Machine Learning for Auditory Hierarchy

William Coleman, Technological University Dublin

Document Type Theses, Ph.D

Abstract

Audio content is today consumed in a plethora of ways. This may be on stereo headphones, via a home cinema system, in the car or on a smart speaker. The format used to deliver the content may be an MP3 or WAV, FLAC, AIFF, OGG, or any number of various other video and audio streaming options. The content may be a game, music or drama & current affairs broadcasting.

Audio content is predominantly delivered in a stereo audio file of a static, pre-formed mix. The content creator makes volume, position and effects decisions, generally for presentation in stereo speakers, but has no control ultimately over how the content will be consumed.
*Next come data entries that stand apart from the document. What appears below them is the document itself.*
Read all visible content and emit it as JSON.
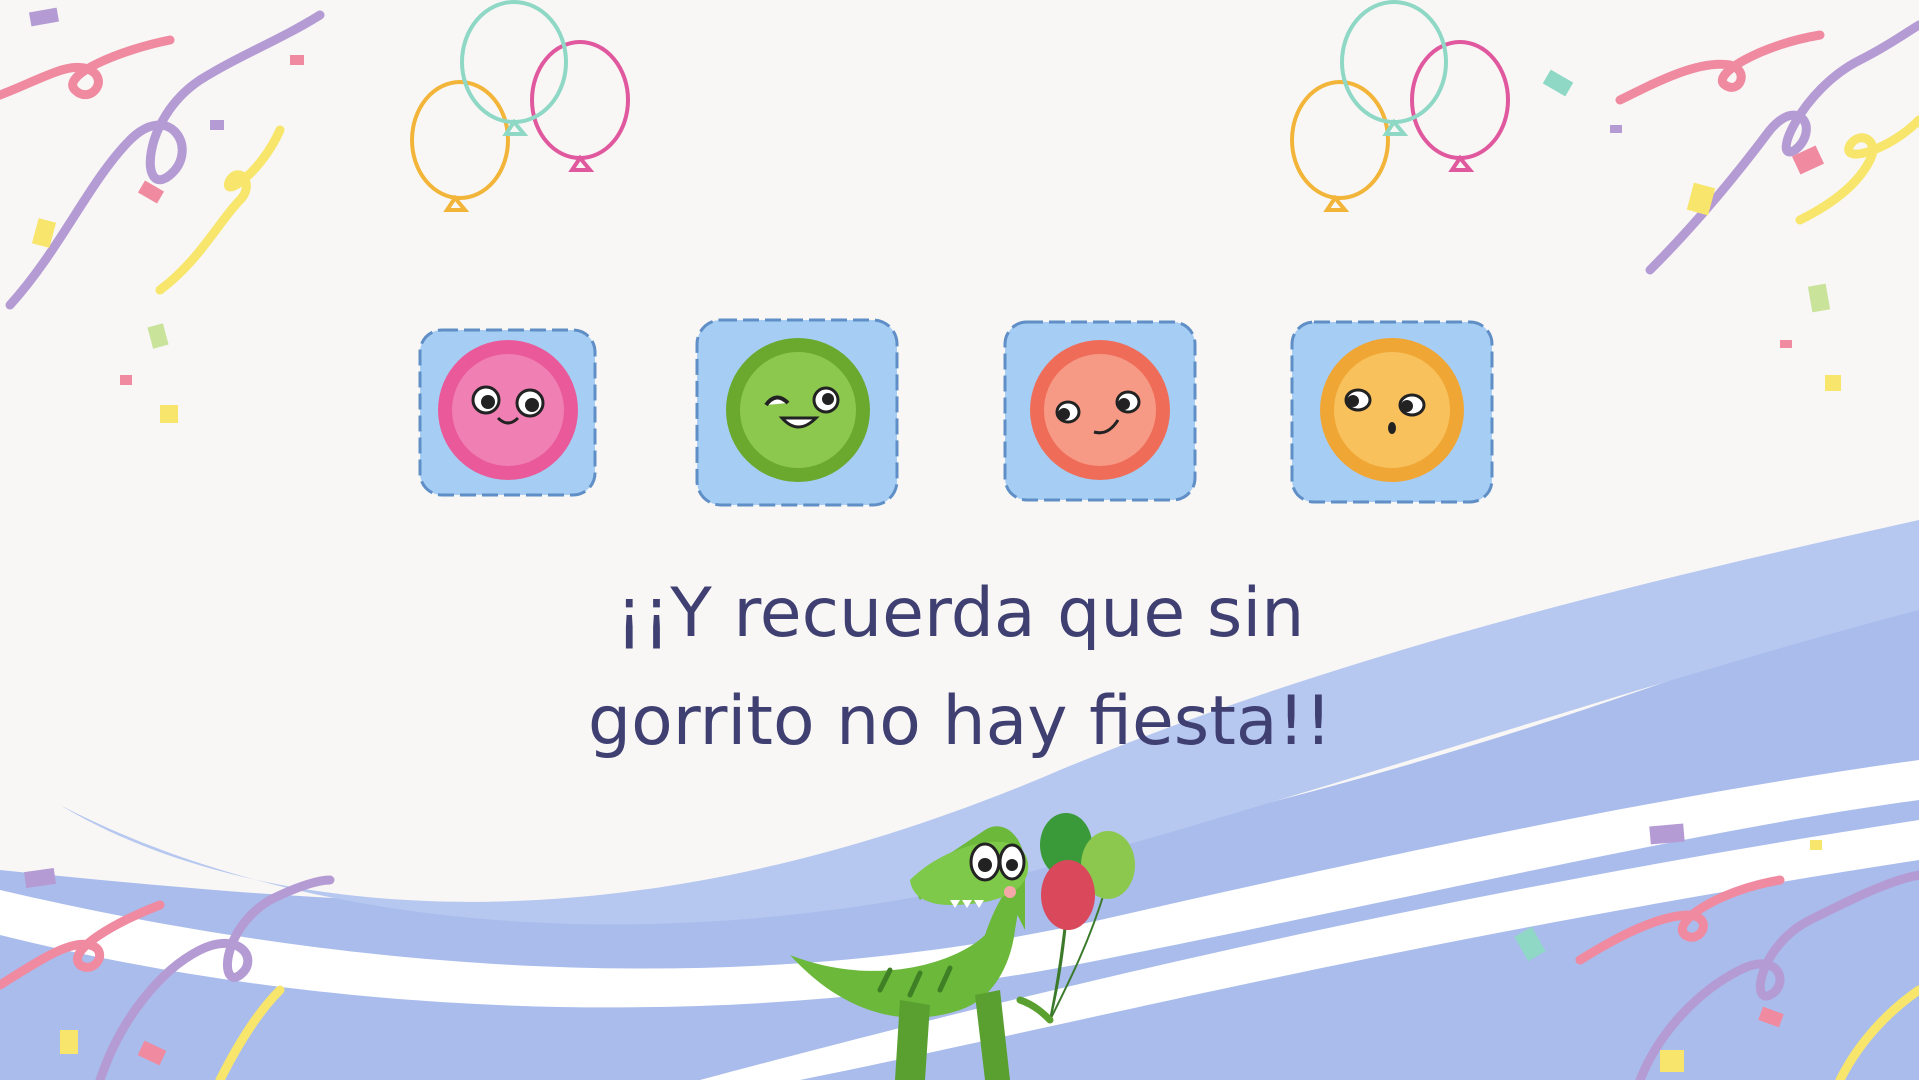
{
  "slide": {
    "message_line_1": "¡¡Y recuerda que sin",
    "message_line_2": "gorrito no hay fiesta!!"
  },
  "faces": [
    {
      "name": "pink-smiling-face",
      "color": "#ea5a9a"
    },
    {
      "name": "green-grinning-face",
      "color": "#7fbf3f"
    },
    {
      "name": "coral-smirking-face",
      "color": "#f47f6c"
    },
    {
      "name": "orange-sideeye-face",
      "color": "#f4b14a"
    }
  ],
  "colors": {
    "background": "#f8f7f5",
    "text": "#3f3f72",
    "wave": "#a9bcec",
    "icon_backdrop": "#a6cdf3",
    "balloon_teal": "#8fd8c6",
    "balloon_orange": "#f2b53a",
    "balloon_pink": "#e0589e",
    "dino_green": "#6bb83a"
  },
  "icons": [
    "balloons-icon",
    "confetti-icon",
    "dinosaur-icon",
    "streamer-icon"
  ]
}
This leads to poor listener experience when, for example, a feature film is mixed such that the dialogue is at a low level relative to the sound effects. Consumers can complain that they must turn the volume up to hear the words, but back down again because the effects levels are too loud. Addressing this problem requires a television mix optimised for the stereo speakers used in the vast majority of homes, which is not always available.

The concept of object-based audio envisages content delivery not via a fixed mix, but as a series of auditory objects which can be flexibly controlled individually. This method would increase the flexibility available to creators such that they could design sound mixes for multiple consumption paradigms. A package of audio content could then come provided with a menu of mix configurations, giving consumers the option of choosing which to use. Object-based audio could also be used to automate content decisions in an informed manner for different scenarios. If a television mix is required for a film where none is available,

a model could be applied to automate an appropriate mix which balances dialogue and effects levels. If it became necessary to reduce the amount of data transmitted, variable compression could be applied to objects, selectively reducing data file sizes. In this way, the most important objects could be reproduced at the highest quality with no file compression. Those less critical could be rendered at lower quality, having been heavily compressed. From these examples, it follows that an ability to predict the importance of auditory objects would be useful as it would permit the selective treatment of assets for both creative and delivery strategies.

This thesis provides a research roadmap for a machine learning investigation of auditory hierarchy, and thus serves two communities. For those from a machine learning background, it introduces perceptual auditory theory and gives insight into how humans perceive sound. For those from an audio background, it provides insight into common machine learning methods and best practices. To begin, perceptual audio research is reviewed and a theory of auditory hierarchy is offered, which outlines factors relevant to hierarchical classification in the context of modern media consumption paradigms. A review of audio machine learning research is then presented, which frames hierarchical prediction as a problem complicated by the subjective nature of the labelling task, distinct from other prediction problems such as environmental sound classification where correct sound identification results in an objective label. The nature of auditory hierarchy is then explored via a number of experiments. The machine learning techniques employed are exploratory and provide insight into the performance of common methods. This is with the intention of illuminating a problem area which to date has not received widespread interest from the machine learning community. It is hoped that the experiments described in this work will thus inform further applications of machine learning methods to auditory hierarchy.

The first experiment described in this work is a perceptual labelling task, which investigates the inherent sound hierarchy between a small corpus of isolated sounds. A subsequent machine learning analysis produces promising results, achieving a foreground recall score of 93.3%, but the size of dataset used is noted as an issue, highlighting the requirement for a larger dataset of hierarchically labelled sounds. For this reason, Active Learning methods for minimising the manual effort required to label large numbers of experimental stimuli are investigated. It is found that labels can be predicted to high degrees of accuracy (95.5% of the total possible) by selecting just a small percentage (1.7%) of the most informative instances. This method is then used in tandem with data augmentations to build a corpus of 100,000 instances with hierarchical labels. The performance of Support Vector Machine (SVM) and Convolutional Neural Network (CNN) algorithms on a sound hierarchy prediction task using different feature representations is then presented.

It is found in this case that the performance of the CNN is superior (82.2% average class accuracy), but it is noted that this is not greatly superior to that of an SVM (77.5%) trained on a smaller dataset. This is an interesting result, as it suggests that the manual effort required to label datasets large enough for deep learning algorithms may not be justified for every application.